Purito, jubilado, pero menos

 

Purito Rodríguez, en la Vuelta.

La 17ª etapa de la Vuelta ha tenido un visitante, más o menos inesperado, y que no era otro que Joaquim ‘Purito’ Rodríguez, líder del Katusha tantos y tantos años, el ciclista catalán que anunció en los Juegos que se retiraba tras la prueba en línea de Río, donde quedó en quinta posición y se ganó un diploma olímpico.

Purito comunicó en Andorra, durante la primera jornada de descanso del Tour, que el 2016 sería su último año como profesional. Se intuyó en julio que no disputaría la Vuelta, pero poco más trascendió de su calendario tras la cita olímpica de Brasil. Fue en Río donde informó que lo dejaba, que ya no se pondría nunca más un dorsal y que la bici solo pasaría a ser, a partir de ahora, un complemento lúdico en su vida. Incluso, tras su marcha cicloturista, celebrada a la semana siguiente de la carrera olímpica, se fue de vacaciones a la Costa Brava, con la familia, lejos del ruido ciclista.

Comenzaba de este modo un nuevo capítulo en la vida de Purito, establecido en Andorra y hasta dejándose llevar por la nueva pasión familiar por la pesca. Pero no va a ser así.
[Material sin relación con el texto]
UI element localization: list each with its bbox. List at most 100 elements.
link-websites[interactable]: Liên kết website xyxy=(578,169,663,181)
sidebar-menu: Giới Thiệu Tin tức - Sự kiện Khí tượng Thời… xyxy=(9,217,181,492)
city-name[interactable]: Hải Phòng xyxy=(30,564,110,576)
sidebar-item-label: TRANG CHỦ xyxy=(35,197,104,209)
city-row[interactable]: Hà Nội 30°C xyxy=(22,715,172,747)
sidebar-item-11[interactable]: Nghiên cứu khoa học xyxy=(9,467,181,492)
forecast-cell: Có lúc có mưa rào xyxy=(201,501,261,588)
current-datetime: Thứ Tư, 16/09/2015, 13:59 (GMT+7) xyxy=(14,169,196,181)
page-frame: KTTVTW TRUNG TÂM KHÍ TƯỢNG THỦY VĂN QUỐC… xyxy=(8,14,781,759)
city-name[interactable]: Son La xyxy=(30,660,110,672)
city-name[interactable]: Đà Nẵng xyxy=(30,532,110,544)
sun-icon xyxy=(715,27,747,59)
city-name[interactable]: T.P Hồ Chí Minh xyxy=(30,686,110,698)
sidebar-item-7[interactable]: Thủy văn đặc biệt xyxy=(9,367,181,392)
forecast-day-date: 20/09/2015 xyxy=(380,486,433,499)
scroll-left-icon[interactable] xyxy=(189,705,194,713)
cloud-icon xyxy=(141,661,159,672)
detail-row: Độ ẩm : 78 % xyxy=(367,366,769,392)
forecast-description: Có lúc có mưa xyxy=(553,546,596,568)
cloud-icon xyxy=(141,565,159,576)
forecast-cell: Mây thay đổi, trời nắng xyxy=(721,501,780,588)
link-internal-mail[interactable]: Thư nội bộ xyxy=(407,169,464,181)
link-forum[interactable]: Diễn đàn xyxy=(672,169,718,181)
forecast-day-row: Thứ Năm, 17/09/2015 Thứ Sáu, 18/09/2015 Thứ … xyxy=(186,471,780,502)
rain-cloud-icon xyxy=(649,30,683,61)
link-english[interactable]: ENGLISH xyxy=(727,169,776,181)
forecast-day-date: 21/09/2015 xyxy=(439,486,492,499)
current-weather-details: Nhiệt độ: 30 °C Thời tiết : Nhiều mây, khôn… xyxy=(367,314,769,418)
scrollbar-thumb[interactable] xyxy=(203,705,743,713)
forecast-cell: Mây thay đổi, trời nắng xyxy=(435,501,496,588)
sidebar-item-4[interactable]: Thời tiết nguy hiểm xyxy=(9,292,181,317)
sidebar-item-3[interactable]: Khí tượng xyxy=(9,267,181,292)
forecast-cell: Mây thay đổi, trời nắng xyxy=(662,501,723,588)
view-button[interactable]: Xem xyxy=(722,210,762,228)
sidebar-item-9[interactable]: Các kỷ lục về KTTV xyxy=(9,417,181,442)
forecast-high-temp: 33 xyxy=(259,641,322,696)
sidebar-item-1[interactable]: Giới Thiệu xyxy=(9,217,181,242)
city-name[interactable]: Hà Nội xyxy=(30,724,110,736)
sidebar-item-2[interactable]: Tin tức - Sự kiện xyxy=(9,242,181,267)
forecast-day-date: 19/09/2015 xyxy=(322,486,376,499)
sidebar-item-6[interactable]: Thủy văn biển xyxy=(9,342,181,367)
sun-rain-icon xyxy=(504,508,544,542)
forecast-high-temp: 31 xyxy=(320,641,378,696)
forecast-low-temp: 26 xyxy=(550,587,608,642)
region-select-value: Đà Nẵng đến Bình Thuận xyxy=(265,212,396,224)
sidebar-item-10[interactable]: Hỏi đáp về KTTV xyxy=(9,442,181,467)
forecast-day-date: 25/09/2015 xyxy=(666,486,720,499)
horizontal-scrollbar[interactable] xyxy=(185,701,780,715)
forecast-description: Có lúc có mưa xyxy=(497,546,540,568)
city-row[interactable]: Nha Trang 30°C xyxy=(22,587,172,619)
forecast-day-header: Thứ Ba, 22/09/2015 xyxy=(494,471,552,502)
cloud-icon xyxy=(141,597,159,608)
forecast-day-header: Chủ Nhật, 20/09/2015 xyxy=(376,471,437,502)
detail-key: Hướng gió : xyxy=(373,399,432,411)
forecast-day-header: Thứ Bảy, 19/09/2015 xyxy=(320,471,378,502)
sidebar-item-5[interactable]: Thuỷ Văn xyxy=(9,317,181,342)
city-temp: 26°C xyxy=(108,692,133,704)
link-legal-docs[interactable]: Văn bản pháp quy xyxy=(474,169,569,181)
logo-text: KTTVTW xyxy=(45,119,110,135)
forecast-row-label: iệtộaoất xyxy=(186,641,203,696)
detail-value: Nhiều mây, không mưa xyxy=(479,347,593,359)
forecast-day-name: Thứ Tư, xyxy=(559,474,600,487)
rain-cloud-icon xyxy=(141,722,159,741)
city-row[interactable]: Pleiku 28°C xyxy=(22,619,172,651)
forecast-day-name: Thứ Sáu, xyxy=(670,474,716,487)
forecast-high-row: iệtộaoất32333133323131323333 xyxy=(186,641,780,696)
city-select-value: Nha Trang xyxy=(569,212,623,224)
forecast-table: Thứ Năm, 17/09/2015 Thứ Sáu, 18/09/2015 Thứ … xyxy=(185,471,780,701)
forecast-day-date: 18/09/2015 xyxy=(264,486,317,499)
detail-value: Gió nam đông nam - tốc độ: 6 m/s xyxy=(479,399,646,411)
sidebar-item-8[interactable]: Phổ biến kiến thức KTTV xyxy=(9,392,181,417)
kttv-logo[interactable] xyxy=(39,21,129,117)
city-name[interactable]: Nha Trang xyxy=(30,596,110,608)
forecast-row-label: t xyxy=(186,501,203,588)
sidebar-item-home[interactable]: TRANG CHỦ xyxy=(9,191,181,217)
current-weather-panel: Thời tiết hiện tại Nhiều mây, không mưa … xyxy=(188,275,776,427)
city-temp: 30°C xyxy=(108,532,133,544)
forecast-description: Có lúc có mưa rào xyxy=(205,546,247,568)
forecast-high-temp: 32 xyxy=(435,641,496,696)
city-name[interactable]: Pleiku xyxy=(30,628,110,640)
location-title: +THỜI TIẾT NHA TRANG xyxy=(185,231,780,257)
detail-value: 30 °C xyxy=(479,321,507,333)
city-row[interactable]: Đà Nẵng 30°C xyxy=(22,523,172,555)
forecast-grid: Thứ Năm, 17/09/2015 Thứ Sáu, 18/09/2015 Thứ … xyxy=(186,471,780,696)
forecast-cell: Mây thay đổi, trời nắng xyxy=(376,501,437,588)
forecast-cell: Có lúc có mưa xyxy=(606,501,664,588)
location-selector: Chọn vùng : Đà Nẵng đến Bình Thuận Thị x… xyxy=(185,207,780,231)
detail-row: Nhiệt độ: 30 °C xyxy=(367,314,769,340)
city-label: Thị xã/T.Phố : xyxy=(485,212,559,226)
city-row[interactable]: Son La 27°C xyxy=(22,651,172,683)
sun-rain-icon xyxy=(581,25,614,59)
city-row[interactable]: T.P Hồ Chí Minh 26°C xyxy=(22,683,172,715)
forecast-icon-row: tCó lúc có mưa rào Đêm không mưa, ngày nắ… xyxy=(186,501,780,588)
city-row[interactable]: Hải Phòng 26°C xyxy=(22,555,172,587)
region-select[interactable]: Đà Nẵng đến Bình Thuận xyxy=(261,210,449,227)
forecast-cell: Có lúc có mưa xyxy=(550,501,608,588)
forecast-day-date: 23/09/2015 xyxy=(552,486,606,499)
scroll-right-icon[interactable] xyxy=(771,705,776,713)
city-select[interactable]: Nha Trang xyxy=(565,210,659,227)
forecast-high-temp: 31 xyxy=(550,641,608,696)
Todavía queda Purito por un rato, quizá más por decisión de su equipo que suya, pero con la llegada del otoño, se le volverá a ver con un dorsal en la espalda, como jefe de filas del Katusha en las carreras italianas de final de temporada: Milán-Turín, Giro del Piamonte y Giro de Lombardía, la gran clásica que ha ganado en dos ocasiones. Además, el calendario del corredor catalán incluye un viaje a tierras árabes para disputar la calurosa prueba de Abu Dabi.

¿Qué ha pasado para este cambio de planes? Pues es muy fácil de adivinar, sobre todo por las palabras de Purito pronunciadas en Castelló, en la salida de la etapa de este miércoles. “El equipo quiere que vaya”. Y para dejar claro que sigue siendo un corredor profesional se ha presentado con un polo oficial del Katusha, con el que ha acudido también al estudio móvil de Televisión Española instalado en la meta para colaborar con Carlos de Andrés y Pedro Delgado en la retransmisión de la etapa.

Ha sido el Katusha el que le obliga a correr en Italia y Oriente Medio porque hasta el 31 de diciembre tiene contrato en vigor y, de lo contrario, podía haber tenido algún problema de tipo económico. Para la hinchada del ciclista (esta mañana en la salida ha tenido que atender tantas peticiones de aficionados como los protagonistas de la carrera) será una especie de bendición volver a verlo en acción cuando ya se daba por hecho su adiós profesional. Purito todavía no se ha jubilado.